I met new patients, scared of their road ahead, and helped them find their strength. I met old patients, accepting their roads were reaching the end, and helped them find their peace.
All the while I struggled to find my own.
I left the ward on time that night, for the first time I could remember. I walked down the street towards the train station, and my heart was pounding fast, even though I was slow.
Scared.
For the first time in years, I was scared.
It doesn’t matter how long you think you’ve prepared for saying goodbyes, there’s still that gut-thumping shock that comes when you see them truly looming.
I was losing my mum and I knew it. I knew it better than anyone.
The train journey was empty without Chloe in it. The carriages were dull and flat, and the world shot by through the window at lightning speed. I couldn’t read Master. For the first time in my life, I didn’t want to.
My key was heavy in the lock back at home. My legs were every bit as heavy as they climbed the stairs.
Olivia jumped in her seat to see me in the doorway. She slapped a hand to her chest, and then smiled.
“Wow, Dr Hall. Didn’t expect to see you back at this time.”
I smiled an empty smile back at her. “It’s an unusual occurrence.”
I stepped up to Mum, and her breaths were steady, eyes closed but fluttering.
“How has she been today?” I asked the nurse, and she joined me at the bedside.
“Good in herself. Tired, but good. She wanted potato and broccoli for dinner.”
I nodded. “Good choice. Thanks for delivering.”
She waited, standing still until I spoke again.
“Thanks Olivia, you can go now.”
“I can stay,” she offered, but I shook my head and smiled another empty smile.

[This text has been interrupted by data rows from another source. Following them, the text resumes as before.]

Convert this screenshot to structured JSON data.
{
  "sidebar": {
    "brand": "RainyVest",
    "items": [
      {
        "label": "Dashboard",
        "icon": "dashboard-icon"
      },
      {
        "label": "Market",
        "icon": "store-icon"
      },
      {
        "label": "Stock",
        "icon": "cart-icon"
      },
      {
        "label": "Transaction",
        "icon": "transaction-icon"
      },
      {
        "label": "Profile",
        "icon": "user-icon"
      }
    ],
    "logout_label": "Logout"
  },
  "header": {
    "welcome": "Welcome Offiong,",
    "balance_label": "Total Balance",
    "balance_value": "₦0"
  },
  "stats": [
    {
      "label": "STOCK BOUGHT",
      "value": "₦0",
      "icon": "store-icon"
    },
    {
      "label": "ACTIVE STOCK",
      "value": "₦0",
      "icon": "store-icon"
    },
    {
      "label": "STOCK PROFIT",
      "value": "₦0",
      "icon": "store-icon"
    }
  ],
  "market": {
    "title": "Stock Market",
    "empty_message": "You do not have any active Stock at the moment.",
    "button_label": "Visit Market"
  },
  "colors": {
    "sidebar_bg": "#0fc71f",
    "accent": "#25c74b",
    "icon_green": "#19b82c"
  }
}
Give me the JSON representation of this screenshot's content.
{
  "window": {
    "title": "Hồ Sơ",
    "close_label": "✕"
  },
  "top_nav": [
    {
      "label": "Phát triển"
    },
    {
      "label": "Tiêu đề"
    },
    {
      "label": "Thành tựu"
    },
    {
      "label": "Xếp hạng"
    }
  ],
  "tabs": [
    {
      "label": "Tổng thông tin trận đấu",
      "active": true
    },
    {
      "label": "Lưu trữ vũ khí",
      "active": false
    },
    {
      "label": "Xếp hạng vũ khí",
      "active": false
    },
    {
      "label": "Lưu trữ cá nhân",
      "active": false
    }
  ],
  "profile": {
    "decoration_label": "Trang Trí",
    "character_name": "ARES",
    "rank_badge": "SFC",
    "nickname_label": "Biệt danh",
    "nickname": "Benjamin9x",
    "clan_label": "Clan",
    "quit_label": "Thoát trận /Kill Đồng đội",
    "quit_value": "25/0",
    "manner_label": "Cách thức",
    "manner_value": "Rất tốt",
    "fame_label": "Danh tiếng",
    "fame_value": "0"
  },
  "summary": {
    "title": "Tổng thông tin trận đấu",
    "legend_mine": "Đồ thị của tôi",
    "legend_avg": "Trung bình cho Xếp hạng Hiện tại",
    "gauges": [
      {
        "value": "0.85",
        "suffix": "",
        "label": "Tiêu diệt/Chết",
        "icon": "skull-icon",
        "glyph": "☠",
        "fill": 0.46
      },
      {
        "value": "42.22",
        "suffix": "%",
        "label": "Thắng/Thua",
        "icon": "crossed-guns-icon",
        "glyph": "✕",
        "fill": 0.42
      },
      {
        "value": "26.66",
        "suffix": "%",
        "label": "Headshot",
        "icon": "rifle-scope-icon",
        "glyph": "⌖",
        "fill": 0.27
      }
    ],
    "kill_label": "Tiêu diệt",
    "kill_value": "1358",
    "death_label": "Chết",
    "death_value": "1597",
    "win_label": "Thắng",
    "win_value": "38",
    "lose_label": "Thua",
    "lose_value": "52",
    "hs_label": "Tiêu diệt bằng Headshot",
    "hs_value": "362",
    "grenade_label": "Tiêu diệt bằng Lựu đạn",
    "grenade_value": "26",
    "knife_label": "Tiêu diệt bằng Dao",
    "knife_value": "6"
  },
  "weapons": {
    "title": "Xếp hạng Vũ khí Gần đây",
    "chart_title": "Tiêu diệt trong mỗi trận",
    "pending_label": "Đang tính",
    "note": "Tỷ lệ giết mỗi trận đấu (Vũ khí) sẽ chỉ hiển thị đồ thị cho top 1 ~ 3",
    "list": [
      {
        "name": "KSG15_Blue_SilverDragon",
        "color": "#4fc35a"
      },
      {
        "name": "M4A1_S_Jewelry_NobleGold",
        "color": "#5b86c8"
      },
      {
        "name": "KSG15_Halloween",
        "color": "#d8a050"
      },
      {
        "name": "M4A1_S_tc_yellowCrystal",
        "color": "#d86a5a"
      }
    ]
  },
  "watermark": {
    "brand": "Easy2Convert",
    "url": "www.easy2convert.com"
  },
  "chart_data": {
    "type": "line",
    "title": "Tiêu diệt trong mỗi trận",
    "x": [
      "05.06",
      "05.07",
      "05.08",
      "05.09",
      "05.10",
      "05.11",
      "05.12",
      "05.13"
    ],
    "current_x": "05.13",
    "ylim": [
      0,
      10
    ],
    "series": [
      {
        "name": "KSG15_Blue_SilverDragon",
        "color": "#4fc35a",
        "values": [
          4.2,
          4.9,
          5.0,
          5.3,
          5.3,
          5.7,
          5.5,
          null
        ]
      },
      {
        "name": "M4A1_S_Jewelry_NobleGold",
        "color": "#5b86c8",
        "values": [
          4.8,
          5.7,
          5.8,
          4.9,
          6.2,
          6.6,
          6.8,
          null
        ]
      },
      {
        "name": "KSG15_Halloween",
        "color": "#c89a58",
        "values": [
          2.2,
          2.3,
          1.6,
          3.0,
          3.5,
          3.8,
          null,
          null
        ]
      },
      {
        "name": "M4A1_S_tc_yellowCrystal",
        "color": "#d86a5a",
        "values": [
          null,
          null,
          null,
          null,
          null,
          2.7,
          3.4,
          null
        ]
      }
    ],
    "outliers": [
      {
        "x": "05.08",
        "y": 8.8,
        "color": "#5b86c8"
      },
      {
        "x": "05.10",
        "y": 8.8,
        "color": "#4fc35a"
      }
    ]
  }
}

“Enjoy an early finish for once.”
I grabbed myself some dinner from downstairs while Mum was still sleeping. I ate it at her bedside, staring at the woman who’d been the strongest thing I’d ever known.
She’d been the strength at my side through my battles and wars. She’d held my hand when I was scared. She’d held me close while I’d sobbed, a little boy lost to everything but her.
Now it was my turn to be the strength at her side – in body if not in spirit. Nothing in this world would ever weaken my mother’s spirit.
Her eyes flickered right onto mine when they opened. Her smile lit up her face.
“Wasn’t expecting to find you here? Did I sleep late?”
“No, you didn’t sleep late,” I said, “I got off work on time.”
“Bloody hell,” she said, “It’s about time,” she laughed with a wheeze. “You work far too hard.”
Her fingers reached out and gripped mine, hard. Her stare was full of fire, in a body of ashes.
“You’d better find life in my death,” she told me. “I mean it, Logan. You need to live.”
Even the words stabbed my stomach. Life. I really didn’t know what that word meant anymore.
And it wasn’t about Mum, or watching people slip away in front of me through night and day, or having lost my grandparents, and my uncles and aunts, and almost everybody else in my family. It was about me.
Mum’s eyes were still Mum’s eyes. They looked up at me with all the love in the world.
“I’m going soon,” she said. “This time I’m really going.”
My impulse was to argue, and tell her to battle on, but I didn’t. I choked on the words and stayed silent, just squeezed her hand right back.